この2通貨を比較すると、純債務対GDP比や推移、中国との関係性、利上げのピッチからみると、豪>加のようにも思うのですが、個人的には特に水資源を考慮して、加は長期的には最強の一角になるんじゃないかと妄想しています(笑)。

AKAZUKINさんはこの両者の優劣についてどのように評価されていますか?

Posted by: Blue | January 30, 2010 at 03:05 PM

このレベルからなら、怪我をしても限定的だろうと思い、私もクロス円を買い始めています。

市場の反応を見ていると、既に利上げした豪ドルを加ドルより評価しているというムードは感じません。

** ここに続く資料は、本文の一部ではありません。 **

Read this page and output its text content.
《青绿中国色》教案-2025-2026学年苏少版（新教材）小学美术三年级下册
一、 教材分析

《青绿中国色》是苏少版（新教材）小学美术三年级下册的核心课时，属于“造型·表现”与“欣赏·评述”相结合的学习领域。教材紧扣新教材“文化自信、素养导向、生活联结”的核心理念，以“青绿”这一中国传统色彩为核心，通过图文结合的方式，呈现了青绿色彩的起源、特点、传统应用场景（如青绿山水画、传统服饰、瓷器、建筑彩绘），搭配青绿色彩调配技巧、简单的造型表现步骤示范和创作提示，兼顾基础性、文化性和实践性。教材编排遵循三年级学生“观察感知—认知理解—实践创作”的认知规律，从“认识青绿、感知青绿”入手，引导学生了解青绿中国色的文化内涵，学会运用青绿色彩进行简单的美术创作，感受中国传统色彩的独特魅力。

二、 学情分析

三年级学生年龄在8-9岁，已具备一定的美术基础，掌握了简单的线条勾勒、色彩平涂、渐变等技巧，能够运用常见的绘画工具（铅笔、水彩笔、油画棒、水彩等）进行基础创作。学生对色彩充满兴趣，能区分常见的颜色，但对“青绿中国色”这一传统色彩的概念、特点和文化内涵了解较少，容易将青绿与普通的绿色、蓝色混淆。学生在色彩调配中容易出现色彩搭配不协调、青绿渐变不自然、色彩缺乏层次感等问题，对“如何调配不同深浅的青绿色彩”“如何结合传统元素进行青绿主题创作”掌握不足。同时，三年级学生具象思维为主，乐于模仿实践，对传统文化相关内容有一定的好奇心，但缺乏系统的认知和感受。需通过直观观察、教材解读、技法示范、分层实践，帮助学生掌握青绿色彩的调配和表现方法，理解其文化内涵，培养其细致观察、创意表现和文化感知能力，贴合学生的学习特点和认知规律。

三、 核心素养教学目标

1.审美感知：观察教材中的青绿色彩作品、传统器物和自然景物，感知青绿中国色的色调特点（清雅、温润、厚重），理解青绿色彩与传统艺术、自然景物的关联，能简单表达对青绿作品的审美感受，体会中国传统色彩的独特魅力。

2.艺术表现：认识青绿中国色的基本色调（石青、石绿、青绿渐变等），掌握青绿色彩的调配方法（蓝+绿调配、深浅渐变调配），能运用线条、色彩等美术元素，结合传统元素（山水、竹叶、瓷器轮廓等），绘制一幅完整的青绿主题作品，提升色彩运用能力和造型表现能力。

おっしゃるように、政府債務では豪>加ですが、貿易収支では加>豪だと認識しています。

成長性という意味では、地理的ポジションでアジアに近い豪が大局的に見てやや有利という気もしますが、最近は干ばつが多いという気候的な不安要素もあります。
中国への依存度が年々高くなっていることは、同時にリスクでもあります。

両者は本当に実力伯仲、甲乙付け難く、後は好みの問題ということでご勘弁ください。

ちなみに私の資金配分は、豪:加が6:4くらいになっていますが、これはスワップにつられているのと、日本の市場では豪ドルの方が人気があって取引量が多いためについ引かれる、という程度のことで、特に深い考えがあっての比率ではありません。